The Reason Bitcoin Isn’t Money

You could buy a Domino’s pizza with bitcoin if you wanted to. A large pepperoni pizza will cost about $13. The cost to process the transaction with bitcoins will add about 88% to the price.

That’s right. You must pay to use bitcoins. This isn’t unusual. You also pay to use a credit card, PayPal or Square devices at the checkout counter. The difference is that the fees for the cryptocurrency are steep.


Transaction fees vary. Some payment processors charge less. With credit cards, fees are different for online purchases or when the merchant keys in the card number. But, credit card fees are always small.

On the other hand, the fees for bitcoin for everyday transactions are prohibitive.

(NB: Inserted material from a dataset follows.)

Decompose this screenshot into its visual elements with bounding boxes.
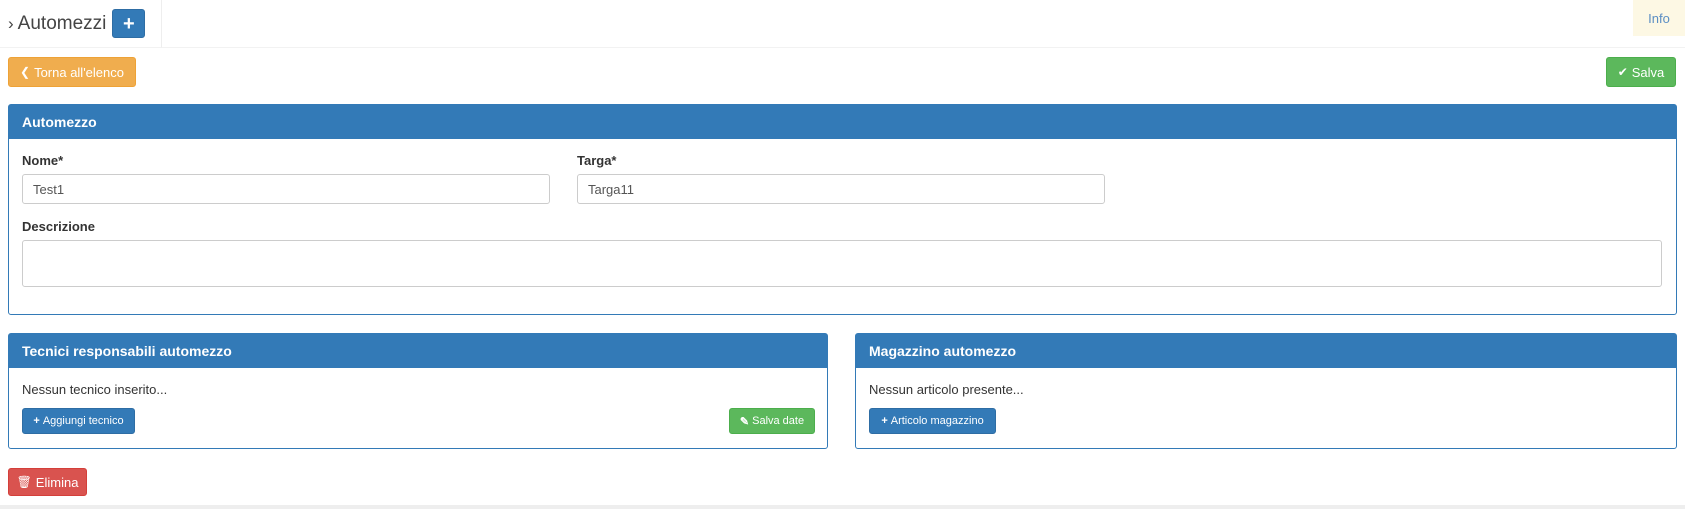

Fees are high because transferring ownership of coins is expensive. Bitcoin is a digital currency. It exists only online.

Transferring coins involves the blockchain, a futuristic technology that’s here today. This technology uses large amounts of electricity. It requires expensive hardware. Consumers must pay those costs.

The Future of Bitcoin

These high transaction fees don’t mean the cryptocurrency isn’t useful. Some merchants accept it to benefit from an image of high tech. Others accept it because it’s an excellent way to avoid scrutiny.

Bitcoin transactions can be anonymous. This makes the currency ideal for purchasing marijuana in states where it’s illegal. Where marijuana is legal, stores can’t accept credit cards, so the digital currency is more convenient than cash.

For any illegal transaction, bitcoin might be your best choice. For law abiding citizens, the cryptocurrency is for speculation and it’s unlikely to ever be money.

With that in mind, speculation in bitcoin can be profitable. But, digital currencies aren’t changing the way you shop.